Erin Austin: Where's the fair use there? Same with Getty, uh, images. They've had exact replicas of their images come out of an AI platform. So that's obviously an issue. Uh, Copyright, um, uh, in addition to copyright issues, we have privacy concerns. Um, you know, maybe a real images of people where there are instances of real images of people coming out and, uh, most certainly, uh, you know, private photos that are from somebody's, uh.

Erin Austin: Facebook, uh, old Facebook or old trying to think of what the old ones are, you know, or old blog posts, old journals. Think about what original, um, blogs were kind of like journals, right? And people would use them, um, as a journal and they're probably hanging around somewhere. Think about, I mean, I'm thinking about a blogger blog, I guess it was at the time that I was started.

Erin Austin: I mean, it didn't last very long and no one ever saw it. But it's still somewhere. Like, I don't know if I could find it today, but it's still out there and somebody's a web crawl that could find it. I don't think they'd be very interested, but it's there. And so we do have the privacy concerns. And then we have the contract breach of, if we are using say a client's confidential information, we're entering it into a AI chat, you know, bot.

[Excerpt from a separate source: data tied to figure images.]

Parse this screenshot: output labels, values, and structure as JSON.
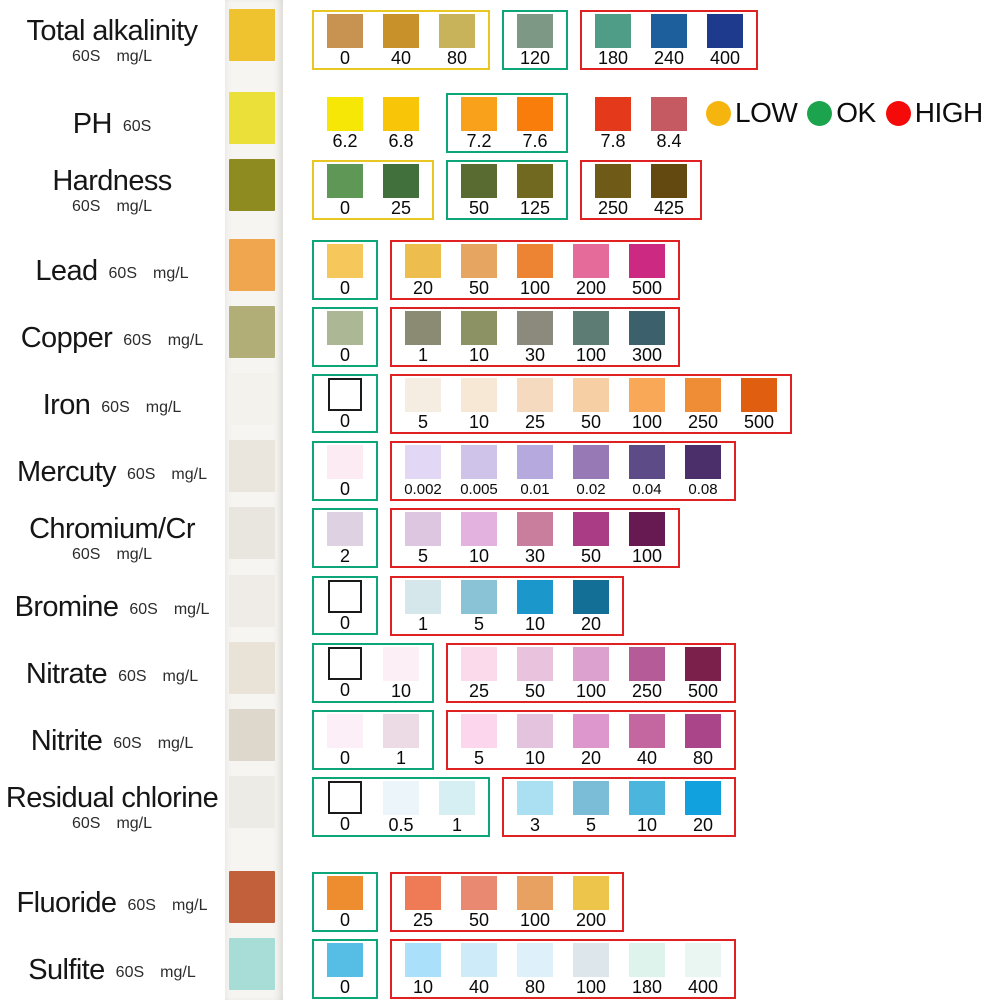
{
  "chart_data": {
    "type": "table",
    "description": "Water quality test strip color comparison chart",
    "legend": [
      {
        "label": "LOW",
        "color": "#F6B40E"
      },
      {
        "label": "OK",
        "color": "#1CA34D"
      },
      {
        "label": "HIGH",
        "color": "#F50A0A"
      }
    ],
    "zone_border_colors": {
      "low": "#E9C722",
      "ok": "#0CA678",
      "high": "#DF2121",
      "none": "transparent"
    },
    "rows": [
      {
        "name": "Total alkalinity",
        "time": "60S",
        "unit": "mg/L",
        "sublabel_below": true,
        "strip_pad_color": "#EFC22F",
        "groups": [
          {
            "zone": "low",
            "swatches": [
              {
                "value": "0",
                "color": "#C89350"
              },
              {
                "value": "40",
                "color": "#C8912A"
              },
              {
                "value": "80",
                "color": "#C8B35A"
              }
            ]
          },
          {
            "zone": "ok",
            "swatches": [
              {
                "value": "120",
                "color": "#7E9886"
              }
            ]
          },
          {
            "zone": "high",
            "swatches": [
              {
                "value": "180",
                "color": "#4F9C87"
              },
              {
                "value": "240",
                "color": "#1D5E9C"
              },
              {
                "value": "400",
                "color": "#1E3A8C"
              }
            ]
          }
        ]
      },
      {
        "name": "PH",
        "time": "60S",
        "unit": "",
        "sublabel_below": false,
        "strip_pad_color": "#EBDF3A",
        "groups": [
          {
            "zone": "none",
            "swatches": [
              {
                "value": "6.2",
                "color": "#F7E707"
              },
              {
                "value": "6.8",
                "color": "#F8C508"
              }
            ]
          },
          {
            "zone": "ok",
            "swatches": [
              {
                "value": "7.2",
                "color": "#F9A11B"
              },
              {
                "value": "7.6",
                "color": "#F87D0A"
              }
            ]
          },
          {
            "zone": "none",
            "swatches": [
              {
                "value": "7.8",
                "color": "#E43A1B"
              },
              {
                "value": "8.4",
                "color": "#C55A63"
              }
            ]
          }
        ]
      },
      {
        "name": "Hardness",
        "time": "60S",
        "unit": "mg/L",
        "sublabel_below": true,
        "strip_pad_color": "#8E8B21",
        "groups": [
          {
            "zone": "low",
            "swatches": [
              {
                "value": "0",
                "color": "#5F9757"
              },
              {
                "value": "25",
                "color": "#41703C"
              }
            ]
          },
          {
            "zone": "ok",
            "swatches": [
              {
                "value": "50",
                "color": "#5A6B31"
              },
              {
                "value": "125",
                "color": "#70691F"
              }
            ]
          },
          {
            "zone": "high",
            "swatches": [
              {
                "value": "250",
                "color": "#6F5A18"
              },
              {
                "value": "425",
                "color": "#63480F"
              }
            ]
          }
        ]
      },
      {
        "name": "Lead",
        "time": "60S",
        "unit": "mg/L",
        "sublabel_below": false,
        "strip_pad_color": "#EFA64F",
        "groups": [
          {
            "zone": "ok",
            "swatches": [
              {
                "value": "0",
                "color": "#F6C85C"
              }
            ]
          },
          {
            "zone": "high",
            "swatches": [
              {
                "value": "20",
                "color": "#EDBD4D"
              },
              {
                "value": "50",
                "color": "#E7A562"
              },
              {
                "value": "100",
                "color": "#EC8434"
              },
              {
                "value": "200",
                "color": "#E56B9B"
              },
              {
                "value": "500",
                "color": "#CC2A82"
              }
            ]
          }
        ]
      },
      {
        "name": "Copper",
        "time": "60S",
        "unit": "mg/L",
        "sublabel_below": false,
        "strip_pad_color": "#B2AE78",
        "groups": [
          {
            "zone": "ok",
            "swatches": [
              {
                "value": "0",
                "color": "#ABB795"
              }
            ]
          },
          {
            "zone": "high",
            "swatches": [
              {
                "value": "1",
                "color": "#8B8B74"
              },
              {
                "value": "10",
                "color": "#8C9263"
              },
              {
                "value": "30",
                "color": "#8C8A7C"
              },
              {
                "value": "100",
                "color": "#5D7C74"
              },
              {
                "value": "300",
                "color": "#3C616C"
              }
            ]
          }
        ]
      },
      {
        "name": "Iron",
        "time": "60S",
        "unit": "mg/L",
        "sublabel_below": false,
        "strip_pad_color": "#F4F2ED",
        "groups": [
          {
            "zone": "ok",
            "swatches": [
              {
                "value": "0",
                "color": "#FFFFFF",
                "outlined": true
              }
            ]
          },
          {
            "zone": "high",
            "swatches": [
              {
                "value": "5",
                "color": "#F6EDE2"
              },
              {
                "value": "10",
                "color": "#F7E7D5"
              },
              {
                "value": "25",
                "color": "#F6DABF"
              },
              {
                "value": "50",
                "color": "#F6CFA4"
              },
              {
                "value": "100",
                "color": "#F8A857"
              },
              {
                "value": "250",
                "color": "#EF8D36"
              },
              {
                "value": "500",
                "color": "#E05E0F"
              }
            ]
          }
        ]
      },
      {
        "name": "Mercuty",
        "time": "60S",
        "unit": "mg/L",
        "sublabel_below": false,
        "strip_pad_color": "#EAE5DD",
        "groups": [
          {
            "zone": "ok",
            "swatches": [
              {
                "value": "0",
                "color": "#FCEBF3"
              }
            ]
          },
          {
            "zone": "high",
            "swatches": [
              {
                "value": "0.002",
                "color": "#E2D7F4"
              },
              {
                "value": "0.005",
                "color": "#CFC3E9"
              },
              {
                "value": "0.01",
                "color": "#B6A9DE"
              },
              {
                "value": "0.02",
                "color": "#9779B5"
              },
              {
                "value": "0.04",
                "color": "#5C4B86"
              },
              {
                "value": "0.08",
                "color": "#4B2F6B"
              }
            ]
          }
        ]
      },
      {
        "name": "Chromium/Cr",
        "time": "60S",
        "unit": "mg/L",
        "sublabel_below": true,
        "strip_pad_color": "#E9E5DF",
        "groups": [
          {
            "zone": "ok",
            "swatches": [
              {
                "value": "2",
                "color": "#DED2E2"
              }
            ]
          },
          {
            "zone": "high",
            "swatches": [
              {
                "value": "5",
                "color": "#DCC6E0"
              },
              {
                "value": "10",
                "color": "#E3B2DE"
              },
              {
                "value": "30",
                "color": "#C87E9C"
              },
              {
                "value": "50",
                "color": "#A93C85"
              },
              {
                "value": "100",
                "color": "#671A52"
              }
            ]
          }
        ]
      },
      {
        "name": "Bromine",
        "time": "60S",
        "unit": "mg/L",
        "sublabel_below": false,
        "strip_pad_color": "#EFECE7",
        "groups": [
          {
            "zone": "ok",
            "swatches": [
              {
                "value": "0",
                "color": "#FFFFFF",
                "outlined": true
              }
            ]
          },
          {
            "zone": "high",
            "swatches": [
              {
                "value": "1",
                "color": "#D6E7EB"
              },
              {
                "value": "5",
                "color": "#8BC3D6"
              },
              {
                "value": "10",
                "color": "#1B97CC"
              },
              {
                "value": "20",
                "color": "#136F96"
              }
            ]
          }
        ]
      },
      {
        "name": "Nitrate",
        "time": "60S",
        "unit": "mg/L",
        "sublabel_below": false,
        "strip_pad_color": "#E9E2D7",
        "groups": [
          {
            "zone": "ok",
            "swatches": [
              {
                "value": "0",
                "color": "#FFFFFF",
                "outlined": true
              },
              {
                "value": "10",
                "color": "#FDEFF6"
              }
            ]
          },
          {
            "zone": "high",
            "swatches": [
              {
                "value": "25",
                "color": "#FBDAEB"
              },
              {
                "value": "50",
                "color": "#E9C3DE"
              },
              {
                "value": "100",
                "color": "#DDA1CF"
              },
              {
                "value": "250",
                "color": "#B55B97"
              },
              {
                "value": "500",
                "color": "#7B1F4B"
              }
            ]
          }
        ]
      },
      {
        "name": "Nitrite",
        "time": "60S",
        "unit": "mg/L",
        "sublabel_below": false,
        "strip_pad_color": "#DED7CC",
        "groups": [
          {
            "zone": "ok",
            "swatches": [
              {
                "value": "0",
                "color": "#FDEFF8"
              },
              {
                "value": "1",
                "color": "#ECDAE5"
              }
            ]
          },
          {
            "zone": "high",
            "swatches": [
              {
                "value": "5",
                "color": "#FBD6EC"
              },
              {
                "value": "10",
                "color": "#E4C3DE"
              },
              {
                "value": "20",
                "color": "#DD97CD"
              },
              {
                "value": "40",
                "color": "#C467A1"
              },
              {
                "value": "80",
                "color": "#AA4589"
              }
            ]
          }
        ]
      },
      {
        "name": "Residual chlorine",
        "time": "60S",
        "unit": "mg/L",
        "sublabel_below": true,
        "strip_pad_color": "#EDEBE5",
        "groups": [
          {
            "zone": "ok",
            "swatches": [
              {
                "value": "0",
                "color": "#FFFFFF",
                "outlined": true
              },
              {
                "value": "0.5",
                "color": "#EBF5FA"
              },
              {
                "value": "1",
                "color": "#D6EFF3"
              }
            ]
          },
          {
            "zone": "high",
            "swatches": [
              {
                "value": "3",
                "color": "#ABE0F3"
              },
              {
                "value": "5",
                "color": "#7BBDD6"
              },
              {
                "value": "10",
                "color": "#4BB5DE"
              },
              {
                "value": "20",
                "color": "#11A1DE"
              }
            ]
          }
        ]
      },
      {
        "name": "Fluoride",
        "time": "60S",
        "unit": "mg/L",
        "sublabel_below": false,
        "strip_pad_color": "#C2603C",
        "groups": [
          {
            "zone": "ok",
            "swatches": [
              {
                "value": "0",
                "color": "#EE8D2F"
              }
            ]
          },
          {
            "zone": "high",
            "swatches": [
              {
                "value": "25",
                "color": "#EE7B56"
              },
              {
                "value": "50",
                "color": "#E98971"
              },
              {
                "value": "100",
                "color": "#E9A161"
              },
              {
                "value": "200",
                "color": "#EEC54B"
              }
            ]
          }
        ]
      },
      {
        "name": "Sulfite",
        "time": "60S",
        "unit": "mg/L",
        "sublabel_below": false,
        "strip_pad_color": "#A7DDD6",
        "groups": [
          {
            "zone": "ok",
            "swatches": [
              {
                "value": "0",
                "color": "#56BDE5"
              }
            ]
          },
          {
            "zone": "high",
            "swatches": [
              {
                "value": "10",
                "color": "#ABE0FB"
              },
              {
                "value": "40",
                "color": "#CDEBF9"
              },
              {
                "value": "80",
                "color": "#DEF0F9"
              },
              {
                "value": "100",
                "color": "#DDE7EB"
              },
              {
                "value": "180",
                "color": "#DEF3EB"
              },
              {
                "value": "400",
                "color": "#E9F6F1"
              }
            ]
          }
        ]
      }
    ]
  }
}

Erin Austin: And It's the potential to be shared. We are breaching our contractual obligations to our clients. If we're doing that without permission, even if it is silent with the specifics of whether or not you can use a I and some contracts are being explicit about it. But even if it's silent. And you are obligated to use the client's information, you know, keep it confidential and only share it under very specific circumstances, you putting it into an AI platform is probably not one of those permitted uses.

Erin Austin: So you do have issues there as well. All right. So that is what I wanted to cover today regarding AI training data. Um, as you know, this is a fast moving. Uh, matter, you know, who knows what will come next week. I'll try to keep you up to date, but always feel free to drop me, uh, connect with me and let me know what your questions are.

Erin Austin: I'm always happy to answer them. Thanks again. And don't forget IP is fuel.